Moving from Wait-Staff to Quick Service

Recently, I have come across more and more people and their restaurants looking to move from a fast casual, wait-staff approach to a traditional quick service location.  The reasons I have been told range, however, given the right circumstances, this may certainly be a profitable move to make.  Before making a haphazard switch there are areas you should consider.  Should you feel comfortable beyond that point there are key aspects to a quick service restaurant that you’ll want to address as well.

In this posting, I will first highlight the considerations you should make beforehand and the areas that need addressing should you move forward.

Things to consider before making the switch:

#1- What kind of reaction will your loyal customers have?

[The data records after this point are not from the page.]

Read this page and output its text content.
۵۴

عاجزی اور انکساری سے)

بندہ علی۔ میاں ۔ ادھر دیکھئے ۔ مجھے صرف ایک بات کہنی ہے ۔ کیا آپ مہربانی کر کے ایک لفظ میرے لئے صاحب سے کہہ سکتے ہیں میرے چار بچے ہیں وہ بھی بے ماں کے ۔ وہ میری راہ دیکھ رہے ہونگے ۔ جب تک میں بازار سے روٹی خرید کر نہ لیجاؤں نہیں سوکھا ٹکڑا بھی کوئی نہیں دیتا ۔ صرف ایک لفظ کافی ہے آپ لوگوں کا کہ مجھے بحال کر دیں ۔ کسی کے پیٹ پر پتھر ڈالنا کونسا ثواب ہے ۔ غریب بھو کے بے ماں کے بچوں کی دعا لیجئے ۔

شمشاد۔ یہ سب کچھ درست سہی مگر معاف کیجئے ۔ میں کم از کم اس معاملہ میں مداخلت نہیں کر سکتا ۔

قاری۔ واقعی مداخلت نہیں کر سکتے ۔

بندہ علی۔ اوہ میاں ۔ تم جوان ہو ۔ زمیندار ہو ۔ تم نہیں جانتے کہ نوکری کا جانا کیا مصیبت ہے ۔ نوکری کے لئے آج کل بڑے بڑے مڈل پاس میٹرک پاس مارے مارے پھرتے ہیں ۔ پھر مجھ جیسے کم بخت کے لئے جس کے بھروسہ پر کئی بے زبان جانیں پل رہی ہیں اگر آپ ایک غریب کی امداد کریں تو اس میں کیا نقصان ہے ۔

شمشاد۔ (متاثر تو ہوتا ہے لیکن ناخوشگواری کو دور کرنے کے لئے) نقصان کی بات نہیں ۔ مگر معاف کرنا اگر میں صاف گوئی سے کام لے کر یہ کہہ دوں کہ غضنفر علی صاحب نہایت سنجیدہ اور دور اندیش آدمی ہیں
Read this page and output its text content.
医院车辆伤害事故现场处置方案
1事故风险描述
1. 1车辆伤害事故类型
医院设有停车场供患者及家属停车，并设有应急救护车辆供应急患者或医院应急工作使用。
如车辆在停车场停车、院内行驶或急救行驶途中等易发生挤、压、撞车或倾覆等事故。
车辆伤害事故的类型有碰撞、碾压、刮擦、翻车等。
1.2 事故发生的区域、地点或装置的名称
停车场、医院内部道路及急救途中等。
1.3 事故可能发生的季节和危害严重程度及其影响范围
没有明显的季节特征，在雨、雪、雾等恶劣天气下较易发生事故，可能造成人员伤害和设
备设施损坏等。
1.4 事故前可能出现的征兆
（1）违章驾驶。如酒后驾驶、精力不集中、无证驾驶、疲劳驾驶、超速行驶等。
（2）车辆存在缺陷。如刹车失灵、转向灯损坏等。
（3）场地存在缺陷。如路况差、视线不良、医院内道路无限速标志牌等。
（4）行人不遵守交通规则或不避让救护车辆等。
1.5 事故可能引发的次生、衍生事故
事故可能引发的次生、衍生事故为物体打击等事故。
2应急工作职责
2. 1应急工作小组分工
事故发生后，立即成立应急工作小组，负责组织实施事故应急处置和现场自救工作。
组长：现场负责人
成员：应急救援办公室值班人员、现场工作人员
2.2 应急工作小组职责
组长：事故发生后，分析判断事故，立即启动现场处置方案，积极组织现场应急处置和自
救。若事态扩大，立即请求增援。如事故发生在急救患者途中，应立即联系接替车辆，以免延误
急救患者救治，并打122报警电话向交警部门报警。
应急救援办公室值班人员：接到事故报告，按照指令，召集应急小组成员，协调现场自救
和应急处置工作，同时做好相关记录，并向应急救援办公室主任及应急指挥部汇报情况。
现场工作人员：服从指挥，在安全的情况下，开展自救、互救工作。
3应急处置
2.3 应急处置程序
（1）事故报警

You can never underestimate the opinions and feelings of your loyal customers.  Keep in mind, if they are “loyal” it means that they come to your location repeatedly.  It also means that they are your mini walking, talking, breathing word-of-mouth advertising campaigns.  Doing something that will upset the applecart could have a residual effect on your business.

#2- Can your menu be prepared quick enough?

When you have a wait-staff you are naturally afforded a greater amount of time to prepare the food.  Going from having a window of 10’s of minutes to just minutes is a significant jump that not everyone can make.  What might you have to sacrifice?  What short-cuts would you have to take?  Would it be worth it or would the end result, meaning your food, be compromised?

#3- Is your location conducive for a quick service restaurant?

Take a look at where you seating areas are now and what it would look like if you made the change.  Do you have an idea where you’ll be able to place the order counter that has easy access to the kitchen?  Will you have enough space for people to queue up and order?  These are the questions that you have to ask yourself and assess.  The last thing you want to do is to force an idea that relies on functionality in to a dysfunctional environment.  If you were a general contractor, you wouldn’t consider making your 4-door sedan your work truck would you?  Your van, now that makes more sense.  You need to have at least some of the attributes to make it work.

#4- What would the total monetary cost of the switch be?

It isn’t as simple as hanging some menu boards, shifting some chairs around and calling it a day.  Beyond the menu boards, chances are you will need multiple registers, an order counter, new silverware, tissue paper, trays, garbage cans, a soda fountain machine, display cases, etc.  And on top of all of this is the biggest nut – the renovation to make the work-flow make sense for a quick service operation.

Menu BoardsNow that you have decided to make the switch, these are the areas that need to be addressed:

#1- Traffic flow of your customers

We have taken a stab at the options for laying out your restaurant in the past.  There are a number of different ways you could go.  Take into consideration where your customers enter your location and where you want them to go.  Metaphorically speaking, you have the opportunity to “herd the cattle” in a way that you want.  At the same time you want to make sure that it is in an effective matter.  Take a read of the earlier blog that is linked above and this will all make sense.  From a QSR Magazine October 2010 article:

Often, the bottlenecks in service are due to the restaurant’s overall design and setup. “Many operations that I have consulted with made all of their mistakes in the design phase,” Kharasch says. “They did not think through every step an employee has to make to get the food out and they did not think about where a guest stands when waiting to order food, or how many registers they may need if the sales are above expectations.”

#2- Staffing

So you are doing away with the wait-staff but now you are going to have to make up for it behind the counter and in the kitchen.  More from the QSR Magazine October 2010 article:

“Speed of service is in direct correlation to your overall retail sales,” says John Scardapane, founder and CEO of Philadelphia-based Saladworks.

Scardapane says cutting down on service staff is a traditional method for quick serves looking to streamline business, but it can be the kiss of death for a quick serve because it slows service.

“You can cut down and streamline your kitchen and hourly staff in the back of the house, but you can never cut down your sales force or the amount of staff you have in the front of the house to affect the speed of service,” he says. “One customer that’s unhappy and doesn’t come back costs you a lot more than the hourly rates you’re trying to save by cutting back one employee.”

Maintaining staff levels at the front of the house is critical, says John Pepper, CEO of Boston-based Boloco, because although many customers have decreased disposable incomes, they increased their expectations for good service. “They value the experience even more now and have traded down from full service in many instances,” Pepper says.

#3- Menu Boards

Quite often the menu boards are the last thing to be considered but are one of the most important.  The menu boards act as the hub for your entire operation.  They are the single point of marketing where you have a level of control over what people are ordering.  Style, look and functionality aside, the way in which you lay out your menu items and pricing is critical to your success.  To have almost all of your menu board questions answered, click here.

#4- POS System

Depending on how you are set up, this may or may not be a huge change.  If your current wait-staff is using a pen and paper and a ticket system with the cooks, the investment and learning curve with a new POS system could be intense.  The amount of terminals you’ll require will be determined by your operation.  Now if your wait-staff is currently keying in the orders and they are being displayed in the back, the leap isn’t so significant.  It becomes more so about identifying the needs, setting up the work flow within the system and training your staff.